As to the second point, in order to rely on the presumption of revocation, the party relying on it must show that the testator had capacity to make or revoke a will.  On the evidence, it was not clear as to when the will was revoked and when the testator lost capacity.  There was evidence that the testator did not have capacity for a significant portion of the time during which the holograph will was under the testator’s control. The party relying on the presumption was therefore not able to discharge the burden on her to establish that the testator had capacity at the time of the revocation of the will. The Court of Appeal upheld this analysis.

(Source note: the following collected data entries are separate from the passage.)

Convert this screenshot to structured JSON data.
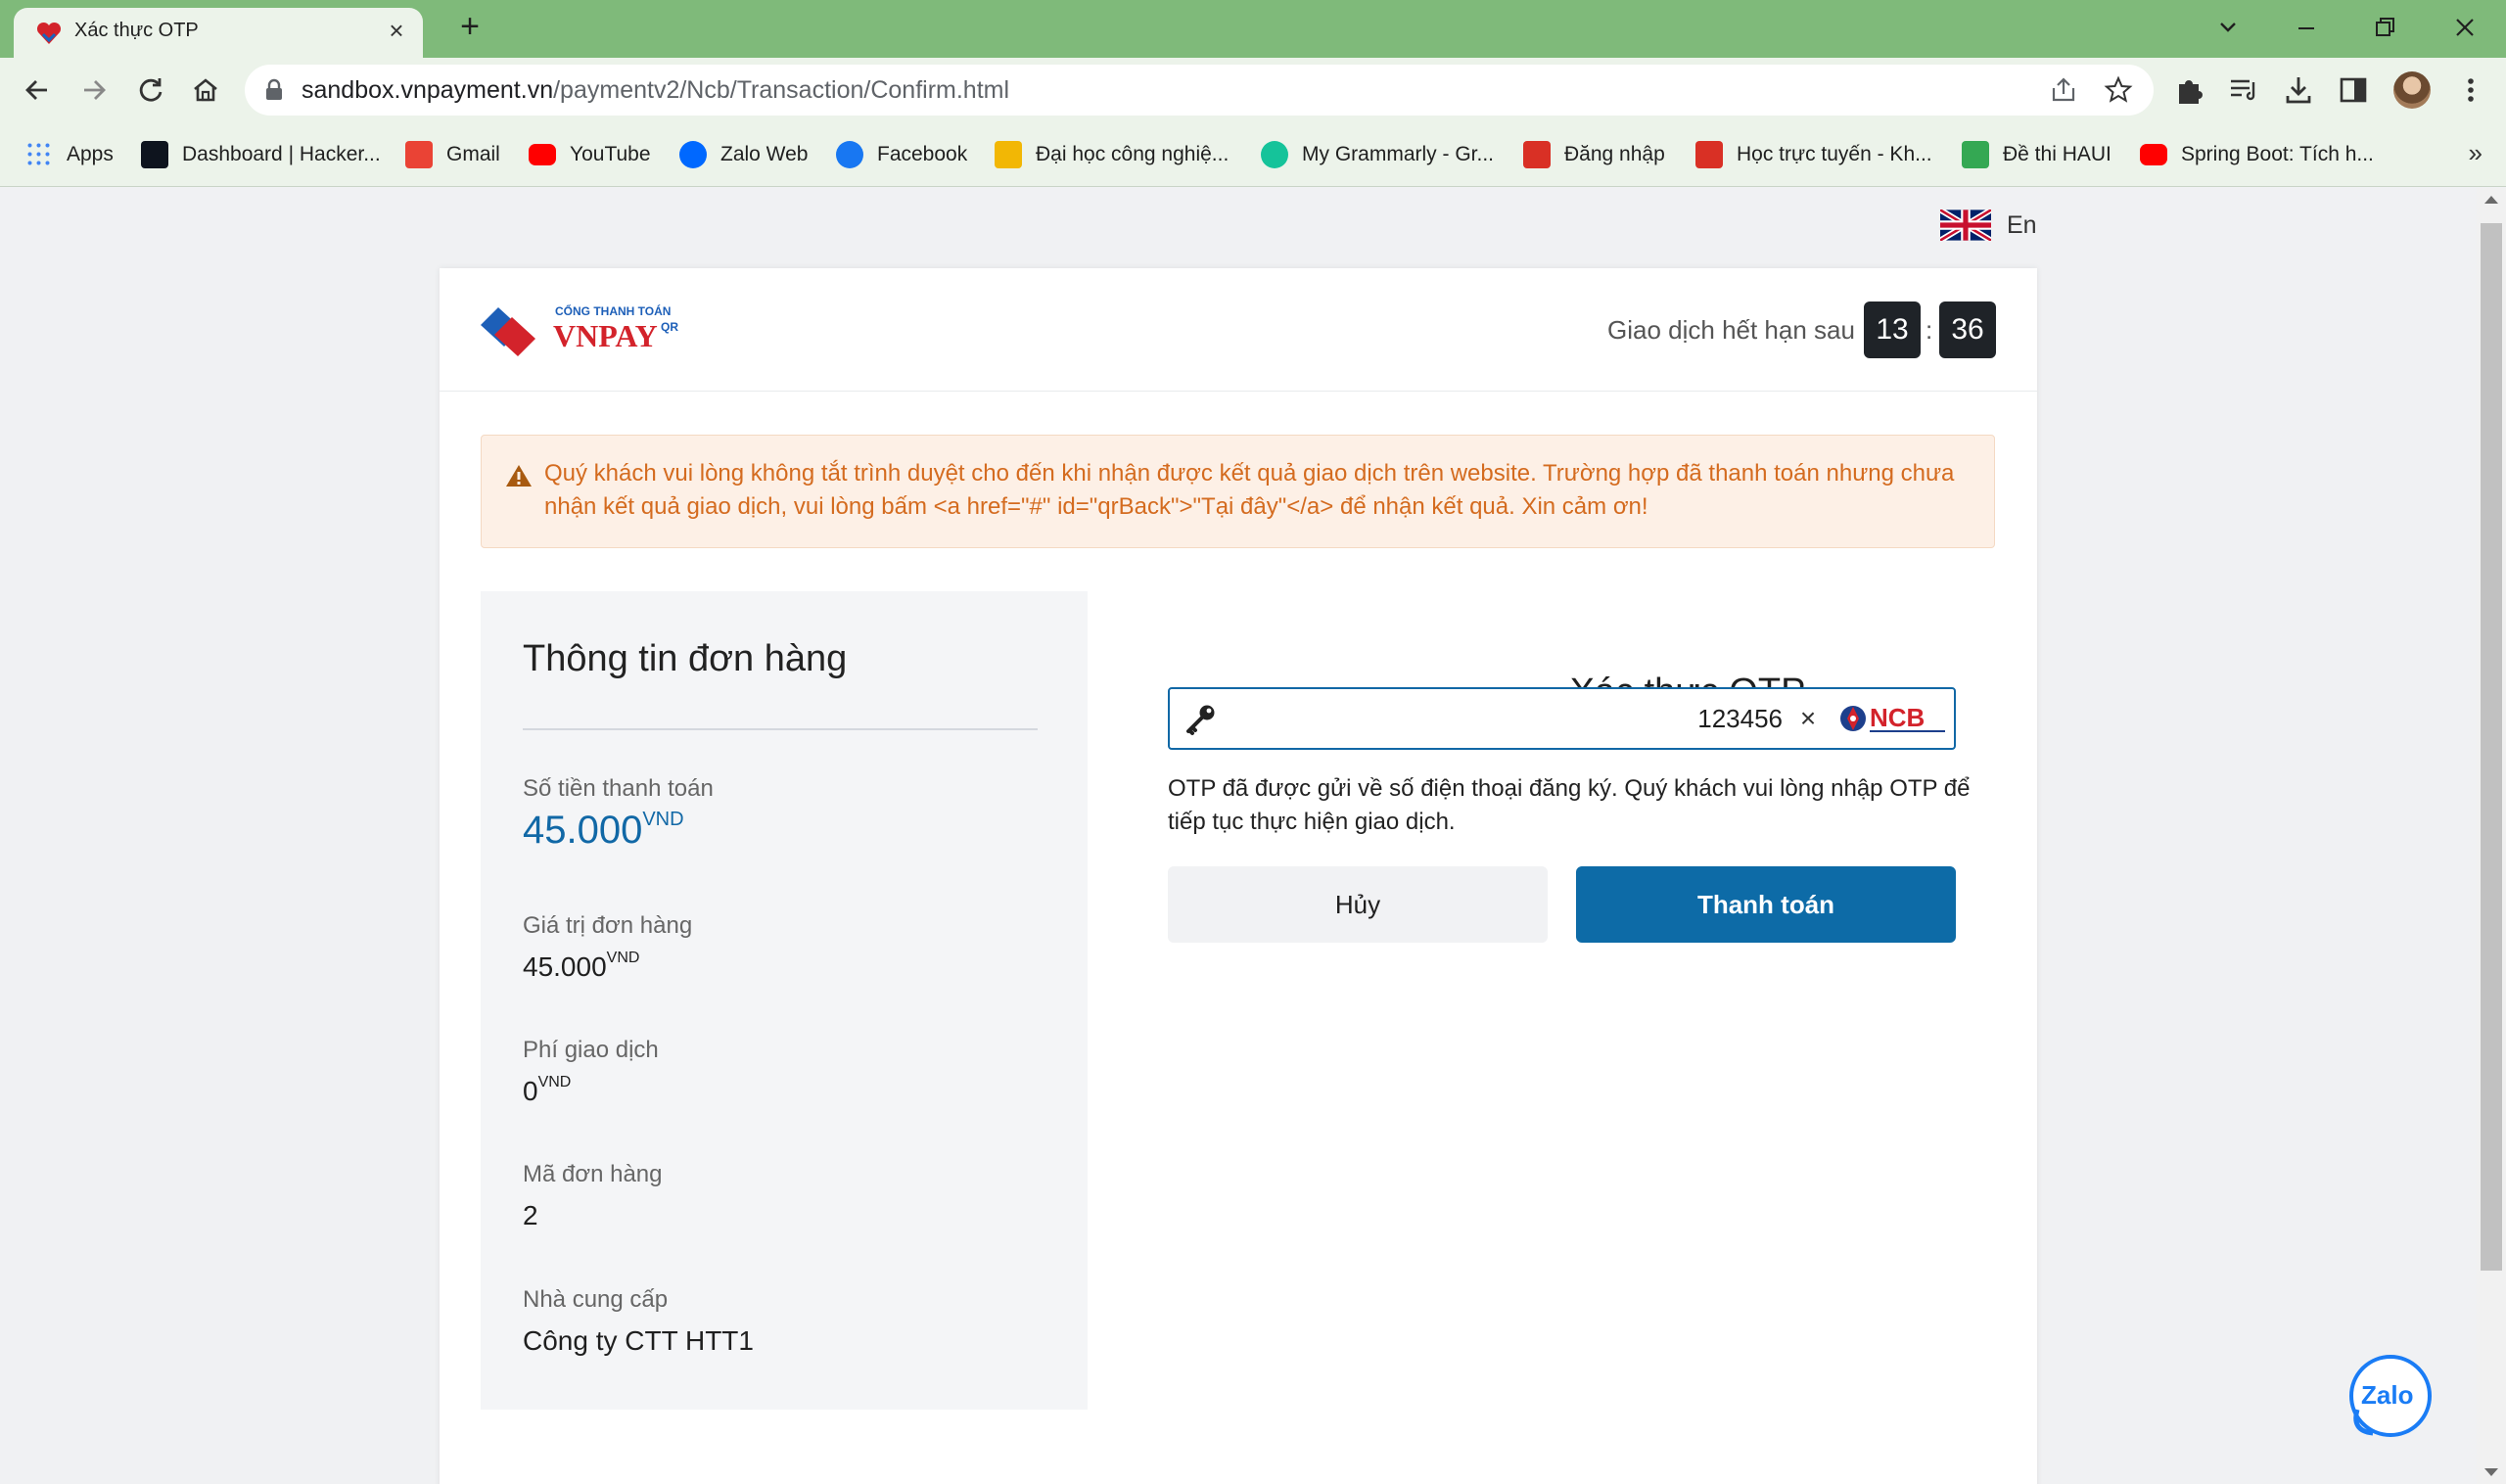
{
  "browser": {
    "tab_title": "Xác thực OTP",
    "url_host": "sandbox.vnpayment.vn",
    "url_path": "/paymentv2/Ncb/Transaction/Confirm.html",
    "bookmarks": [
      {
        "label": "Apps",
        "icon": "apps-grid-icon",
        "color": "#4285f4"
      },
      {
        "label": "Dashboard | Hacker...",
        "icon": "hackerrank-icon",
        "color": "#0e141e"
      },
      {
        "label": "Gmail",
        "icon": "gmail-icon",
        "color": "#ea4335"
      },
      {
        "label": "YouTube",
        "icon": "youtube-icon",
        "color": "#ff0000"
      },
      {
        "label": "Zalo Web",
        "icon": "zalo-icon",
        "color": "#0068ff"
      },
      {
        "label": "Facebook",
        "icon": "facebook-icon",
        "color": "#1877f2"
      },
      {
        "label": "Đại học công nghiệ...",
        "icon": "haui-icon",
        "color": "#f2b705"
      },
      {
        "label": "My Grammarly - Gr...",
        "icon": "grammarly-icon",
        "color": "#15c39a"
      },
      {
        "label": "Đăng nhập",
        "icon": "code-icon",
        "color": "#d93025"
      },
      {
        "label": "Học trực tuyến - Kh...",
        "icon": "code-icon",
        "color": "#d93025"
      },
      {
        "label": "Đề thi HAUI",
        "icon": "puzzle-icon",
        "color": "#34a853"
      },
      {
        "label": "Spring Boot: Tích h...",
        "icon": "youtube-icon",
        "color": "#ff0000"
      }
    ]
  },
  "page": {
    "language": "En",
    "expire_label": "Giao dịch hết hạn sau",
    "timer_minutes": "13",
    "timer_separator": ":",
    "timer_seconds": "36",
    "alert_text": "Quý khách vui lòng không tắt trình duyệt cho đến khi nhận được kết quả giao dịch trên website. Trường hợp đã thanh toán nhưng chưa nhận kết quả giao dịch, vui lòng bấm <a href=\"#\" id=\"qrBack\">\"Tại đây\"</a> để nhận kết quả. Xin cảm ơn!",
    "order": {
      "title": "Thông tin đơn hàng",
      "amount_label": "Số tiền thanh toán",
      "amount_value": "45.000",
      "amount_unit": "VND",
      "order_value_label": "Giá trị đơn hàng",
      "order_value": "45.000",
      "order_value_unit": "VND",
      "fee_label": "Phí giao dịch",
      "fee_value": "0",
      "fee_unit": "VND",
      "order_id_label": "Mã đơn hàng",
      "order_id": "2",
      "provider_label": "Nhà cung cấp",
      "provider": "Công ty CTT HTT1"
    },
    "otp": {
      "title": "Xác thực OTP",
      "value": "123456",
      "clear_symbol": "×",
      "help_text": "OTP đã được gửi về số điện thoại đăng ký. Quý khách vui lòng nhập OTP để tiếp tục thực hiện giao dịch.",
      "cancel_label": "Hủy",
      "pay_label": "Thanh toán"
    },
    "colors": {
      "accent": "#0d6ba7",
      "alert_text": "#d46b1f",
      "alert_bg": "#fdf0e6"
    }
  }
}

Once the presumption is found to apply, the presumption can be rebutted by showing, on a balance of probabilities, that the testator did not destroy the will or intend to revoke it. The judge below found that, even if the presumption did apply, the presumption had been rebutted. The court considered:

  • whether the terms of the will were reasonable;
  • whether the testator continued to have a good relationship with the beneficiaries of the lost will;
  • whether personal effects of the deceased were destroyed prior to the search for the lost will being carried out;
  • the nature and character of the deceased in taking care of personal effects;
  • whether there were any dispositions of property that support or contradict the terms of the lost will;
  • statements made by the testator which confirm or contradict the terms of the lost will;
  • whether the testator was of the character to store valuable papers, and whether the testator had a safe place to store them;
  • whether the testator understood the consequence of not having a will; and
  • whether the testator made statements to the effect that she had a will.

The judge below found that there was sufficient evidence to establish, on a balance of probabilities, the absence of an intention to revoke the holograph will.  The Court of Appeal would not interfere with these findings of fact.

For other discussions of lost wills, see What Does One Do When There’s a Lost or Defective Will? and Saving Lost Wills?

Thank you for reading. I presume that you will have a great weekend. Don’t rebut my presumption.